En 1749, Sa Majesté, qui m'avoit décoré l'année précédente de la Croix de St. Louis, me nomma Major de Québec. Pendant neuf ans que j'ai occupé cette place, qui n'ouvre pas à la vérité une carrière à des actions bien éclatantes, mais dont les détails sont immenses, surtout dans le tems de la guerre, je crois que ma conduite a été exempte de tous reproches, et que ce fut mon exactitude et ma vigilance à remplir tous mes devoirs, qui m'attira la nouvelle marque de confiance que le Roy me donna en 1758, en me nommant Lieutenant de Roy de la même ville de Québec. Le Prince n'a pas coutume d'avancer dans le service un officier dont il n'a pas lieu d'être content. Aussi, je me bornerai icy à faire remarquer, que jusqu'en 1758, Sa Majesté a toujours été sans contredit pleinement satisfaitte de mes services, puisque depuis 1720 j'ai éprouvé successivement de nouvelles marques de sa bonté, et que je suis parvenu aux premières places auxquelles on pouvoit aspirer en Canada dans le militaire. Je suprime touttes les autres réflexions que je pourrois faire la dessus à mon avantage. Je passe à l'objet essentiel, à l'exposition fidèle de la conduite irréprochable que j'ay tenue dans la deffense et la reddition de Québec. C'est sans doute sur cette partie de mes services qu'on a travaillé, et trop bien réussi à donner de moy à la cour des idées désavantageuses, et à jetter des soupçons sur l'a constance de mon zèle.

 

 

ARTICLE DEUXIEME.

 

MÉMOIRE de la conduite que j'ay tenue pendant le siège de Québec, et dans la reddition de cette place.

 

Pour prouver que la conduite que j'ay tenue, dans des circonstances aussi délicates, est exempte de tous reproches, il me suffira d'exposer simplement comment les choses se sont passées; aussi, je n'employerai pour ma justification d'autres armes que la vérité; je ne l'appuyerai que sur des faits constants et connus de tous les habitants du Canada, et sur des pièces que j'ay entre les mains, et dont on trouvera copies à la fin de ce mémoire.

 

Le mauvais état de la place, le plan général de deffense pour toutte la Colonie qu'avoient dès le printemps pris nos généraux, les ordres que je reçus de M. le Marquis de Vaudreuil au moment où il crut devoir abandonner le camp de Beauport le 13 7bre au soir, avec les lettres dont il les accompagna, ou qui les suivirent, la requeste qui me fut présentée le lendemain par les citoyens fie Québec; le résultat du conseil de guèrre que je tins en conséquence; Enfin, la combinaison des circonstances cruelles où je me trouvai dans les derniers jours du siège, et qui ne me laissèrent d'autre parti à prendre que celui de capituler le 17 7bre au soir, après avoir différé plus longtems qu'on ne devait s'y attendre ; plus de vivres, point de munitions de guerre, point de soldats, un découragement général dans les milices porté au dernier excès, nulle espérance d'un prompt Secours de l'armée ; la vue d'un assaut prochain auquel mes ordres me défendoient de m'exposer; voir le précis des raisons dont je vois faire un exposé fidel, et auxquelles je crois qu'il serait difficile à mes ennemis de répliquer.

 

Le mauvais état de la place de Québec n'a jamais été mis en problème ; tous ceux qui connaissent la colonie sçavent que cette ville n'étoit point fortifiée, ou du moins que ses fortifications ne la rendoient point susceptible de deffense.
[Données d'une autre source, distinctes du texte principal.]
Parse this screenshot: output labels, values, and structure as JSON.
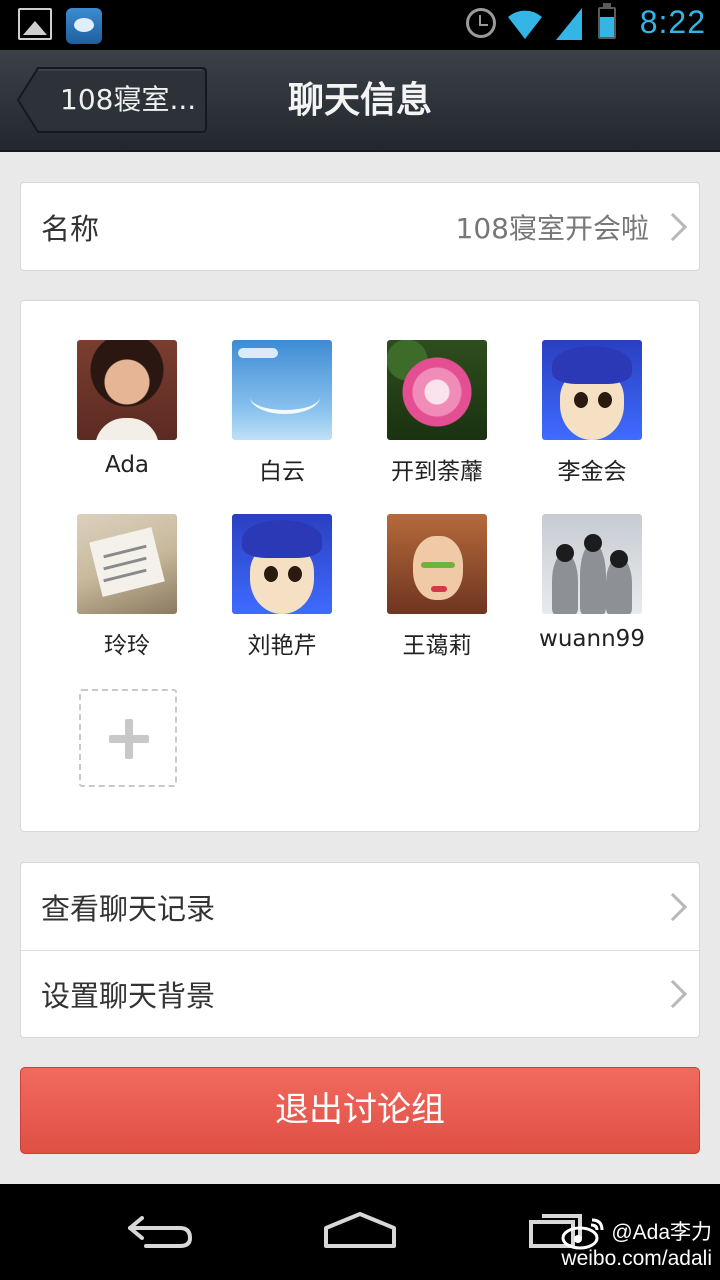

Quelques batteries sur le fleuve paroissoient en défendre l'entrée de ce côté là ; mais de simples batteries ne mettent point à l'abri des surprises. D'ailleurs, il étoit très facile à l'ennemi, par le feu de ses vaisseaux de l'autre coté du fleuve de démonter les nôtres; aussi c'est sur ces batteries que nous avons perdu le plus de monde. Enfin, ces batteries n'étoient plus tenables sur la fin du siège, étant remplies de décombres des maisons qui avoient été renversées dans le bombardement. Du coté de la campagne, il y avoit un mur qui régnoit depuis la citadelle jusqu'au dessus du Palais, mais il n'y avoit sur les remparts de ce mur aucune batterie en état de jouer par leur construction irrégulière; il n'y avoit d'ailleurs aucun ouvrage en dehors. Tout le quartier du Palais, et l'espace qui est entre la citadelle et le chateau offroient une entrée libre à l'ennemy. Lorsqu'on eut avis au printems 1759, de la prochaine arrivée de l'armée Angloise, on travailla précipitamment à former dans ces deux endroits, une simple palissade, mal flanquée, dont la majeure partie fut détruite dans le cours de l'été par les incendies, et ne put être réparé faute de matériaux; une place ainssy ouverte de toutes parts pouvoit-elle soutenir un siège?

 

Aussi, aucun de nos officiers généraux ne crut devoir y rester ; On a eu soin même de retirer de la place toutes les munitions de guerre et de bouche; on nous en envoyait de Beauport pour la consommation journallière ; on ne me laissa pour garnison que le rebut de milices, huit à dix officiers, quelques canoniers bombardiers, mais les moins bons ; point d'ingénieur, cecy paraîtra fort singulier. Il ne resta aucun ingénieur dans la place ; j'en demandai après la dêrotite du 13 7bre, on ne m'en envoya point. Cela seul, ne devroit-il pas me mettre à l'abry de tous reproches? Peut-on sans ingénieur soutenir un siège? Si on m'a refusé un secours aussi essentiel, c'est qu'on était convaincu que la place était hors d'état de tenir ; qu'il n'y avoit aucunes ressources. Cela d'ailleurs entroit dans le plan général de deffense pour la Colonie qu'avoient, dès le printems, pris nos généraux, et qu'ils n'avoient pris qu'en conséquence du mauvais état de la place. Car, Québec étant la clef du Canada, c'étoit à sa deffense qu'il falloit s'attacher si elle en eut été susceptible.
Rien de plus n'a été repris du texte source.